We feel the masters of our thoughts. We have no awareness of the automatic processing that makes perception meaningful and thought possible. Nor does self-awareness bring home how much our ideas come from others. We use the knowledge and skills acquired by ancestors over millennia. Drummed into our heads from infancy, the ideas of our group provide most of its content (see “The atoms of thought“) and to a large part direct our thought.

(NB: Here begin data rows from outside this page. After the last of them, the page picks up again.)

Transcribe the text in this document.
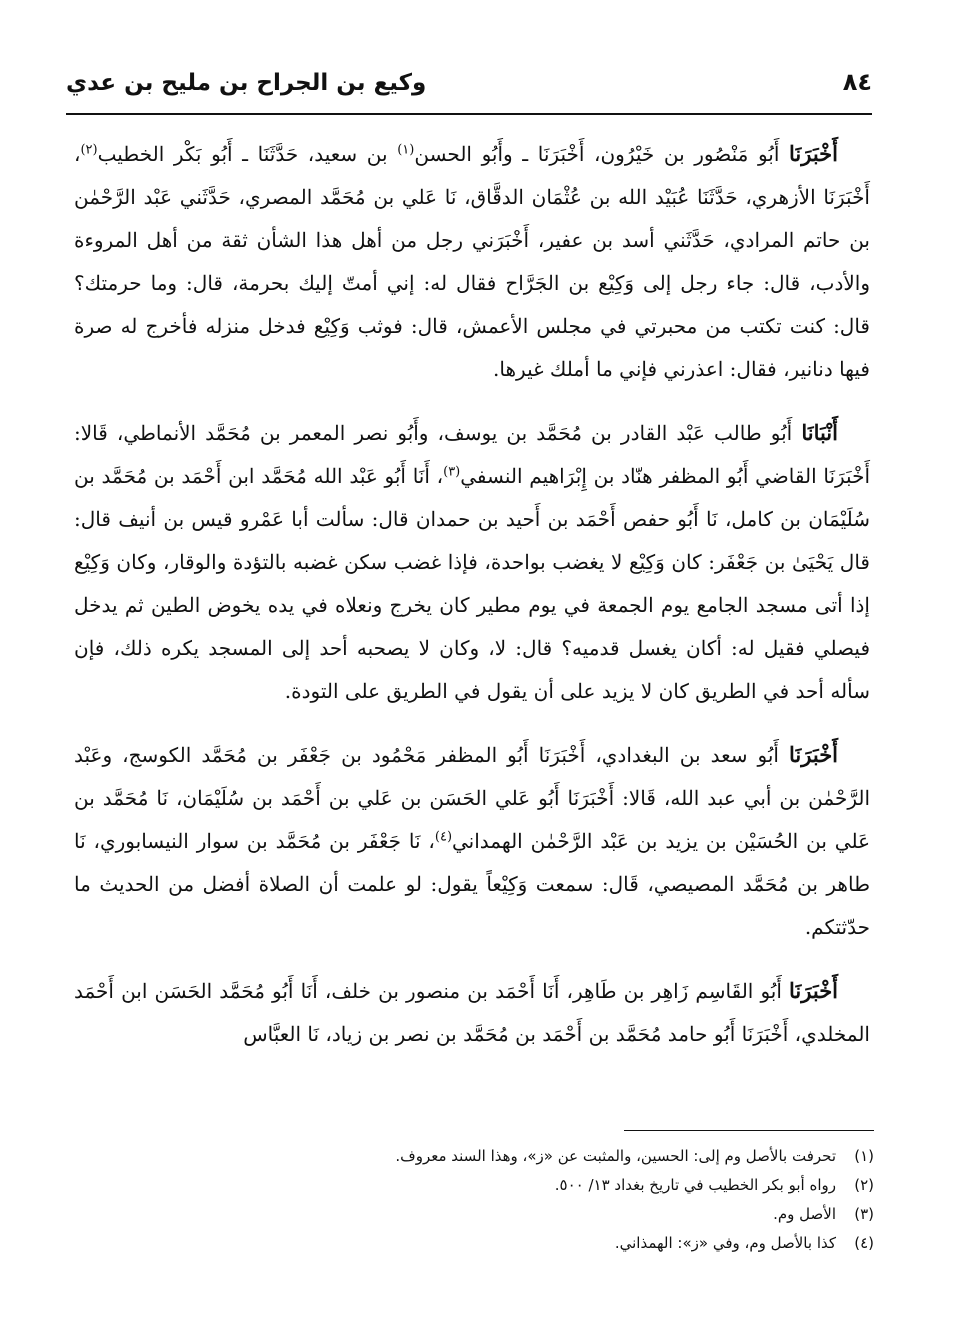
٨٤
وكيع بن الجراح بن مليح بن عدي

أَخْبَرَنَا أَبُو مَنْصُور بن خَيْرُون، أَخْبَرَنَا ـ وأَبُو الحسن$^{(١)}$ بن سعيد، حَدَّثَنَا ـ أَبُو بَكْر الخطيب$^{(٢)}$، أَخْبَرَنَا الأزهري، حَدَّثَنَا عُبَيْد الله بن عُثْمَان الدقَّاق، نَا عَلي بن مُحَمَّد المصري، حَدَّثَني عَبْد الرَّحْمٰن بن حاتم المرادي، حَدَّثَني أسد بن عفير، أَخْبَرَني رجل من أهل هذا الشأن ثقة من أهل المروءة والأدب، قال: جاء رجل إلى وَكِيْع بن الجَرَّاح فقال له: إني أمتّ إليك بحرمة، قال: وما حرمتك؟ قال: كنت تكتب من محبرتي في مجلس الأعمش، قال: فوثب وَكِيْع فدخل منزله فأخرج له صرة فيها دنانير، فقال: اعذرني فإني ما أملك غيرها.

أَنْبَانَا أَبُو طالب عَبْد القادر بن مُحَمَّد بن يوسف، وأَبُو نصر المعمر بن مُحَمَّد الأنماطي، قَالا: أَخْبَرَنَا القاضي أَبُو المظفر هنّاد بن إِبْرَاهيم النسفي$^{(٣)}$، أَنَا أَبُو عَبْد الله مُحَمَّد ابن أَحْمَد بن مُحَمَّد بن سُلَيْمَان بن كامل، نَا أَبُو حفص أَحْمَد بن أَحيد بن حمدان قال: سألت أبا عَمْرو قيس بن أنيف قال: قال يَحْيَىٰ بن جَعْفَر: كان وَكِيْع لا يغضب بواحدة، فإذا غضب سكن غضبه بالتؤدة والوقار، وكان وَكِيْع إذا أتى مسجد الجامع يوم الجمعة في يوم مطير كان يخرج ونعلاه في يده يخوض الطين ثم يدخل فيصلي فقيل له: أكان يغسل قدميه؟ قال: لا، وكان لا يصحبه أحد إلى المسجد يكره ذلك، فإن سأله أحد في الطريق كان لا يزيد على أن يقول في الطريق على التودة.

أَخْبَرَنَا أَبُو سعد بن البغدادي، أَخْبَرَنَا أَبُو المظفر مَحْمُود بن جَعْفَر بن مُحَمَّد الكوسج، وعَبْد الرَّحْمٰن بن أبي عبد الله، قَالا: أَخْبَرَنَا أَبُو عَلي الحَسَن بن عَلي بن أَحْمَد بن سُلَيْمَان، نَا مُحَمَّد بن عَلي بن الحُسَيْن بن يزيد بن عَبْد الرَّحْمٰن الهمداني$^{(٤)}$، نَا جَعْفَر بن مُحَمَّد بن سوار النيسابوري، نَا طاهر بن مُحَمَّد المصيصي، قَال: سمعت وَكِيْعاً يقول: لو علمت أن الصلاة أفضل من الحديث ما حدّثتكم.

أَخْبَرَنَا أَبُو القَاسِم زَاهِر بن طَاهِر، أَنَا أَحْمَد بن منصور بن خلف، أَنَا أَبُو مُحَمَّد الحَسَن ابن أَحْمَد المخلدي، أَخْبَرَنَا أَبُو حامد مُحَمَّد بن أَحْمَد بن مُحَمَّد بن نصر بن زياد، نَا العبَّاس

(١)
تحرفت بالأصل وم إلى: الحسين، والمثبت عن «ز»، وهذا السند معروف.
(٢)
رواه أبو بكر الخطيب في تاريخ بغداد ١٣/ ٥٠٠.
(٣)
الأصل وم.
(٤)
كذا بالأصل وم، وفي «ز»: الهمذاني.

Group-inspired norms govern most of our minute-to-minute conduct. The automatic resort to them achieves an economy of effort that leaves enough consciously-directed resources of the brain to focus on the very few perceived alternatives for action. Extremes such as unrehearsed emergencies readily surpass the brain’s capacity for analysis and considered action. For most circumstances of communal existence the reliance on set options works well, but it creates the danger that the one set of ideas masters the thought of most in the community. Meme tyranny at its extreme drives mentally ill individuals into psychosis or a community into group extremism. A group’s prejudices give megalomaniacs the means to drive it to extremes. Nazism and Stalinism provide just two of the many examples thrown up by the 20th century.
Sigmund Freud and others attribute to the group mind the power to dragoon its members into concerted actions, from the sublime to the most vile, from self-sacrifice to pack rape. I suspect that Freud’s insights reflect the Jew’s awareness of a pressing reality, the pogroms so prevalent in the Europe of his day. I suggest that the force of the group mind lies in its consensually accepted memes. Their power to concert the thought of its members has made civilisation possible. It binds the group. Memes direct thought in or out of the aroused group. In remote Bolivia, Klaus Barbie, the SS commandant known as the butcher of Lyons, treated a neighbour vilely as long as he mistakenly believed him to be Jewish. His error corrected, they became good friends. Years later at his trial for war crimes he could have pleaded not guilty by reason of meme tyranny and in effect he did, drawing upon the SS oath of obedience to the leader. The banality of the group’s memes explains the banality of common evil.
The press on individuals for conformity creates the potential for disaster. Ossification of a group’s memes, for example, those held by the Incas at the pinnacle of their empire, leaves the group vulnerable to adverse change in circumstances. Its opposite, the welcoming of diverse ideas, increases the strength of the group to compete with others, but has its own downside. It undermines the group’s unique identity. The clash of interests becomes a question of which matters most to the group, preservation of its memes or its members.
Minorities pose the threat to break the uniform mold that holds the hearts and souls of the intolerant group in tyrannical subjection. At the opposite end of the spectrum, the multicultural society abandons a uniformity of memes to multiply its members. The evolutionary interplay of its memes melds the minds of its members into a mongrel composite of the original communal memes. The evolutionary interplay of ideas throws up the brilliant variation in the brilliant mind. History reveals that tolerant communities produced the leading societies of the world. I suspect that my group’s tortured past explains why, from Abraham to Einstein, so many illuminating ideas have come from recently emancipated Jewry, who escaped the crippling meme tyranny of their group’s theocracy.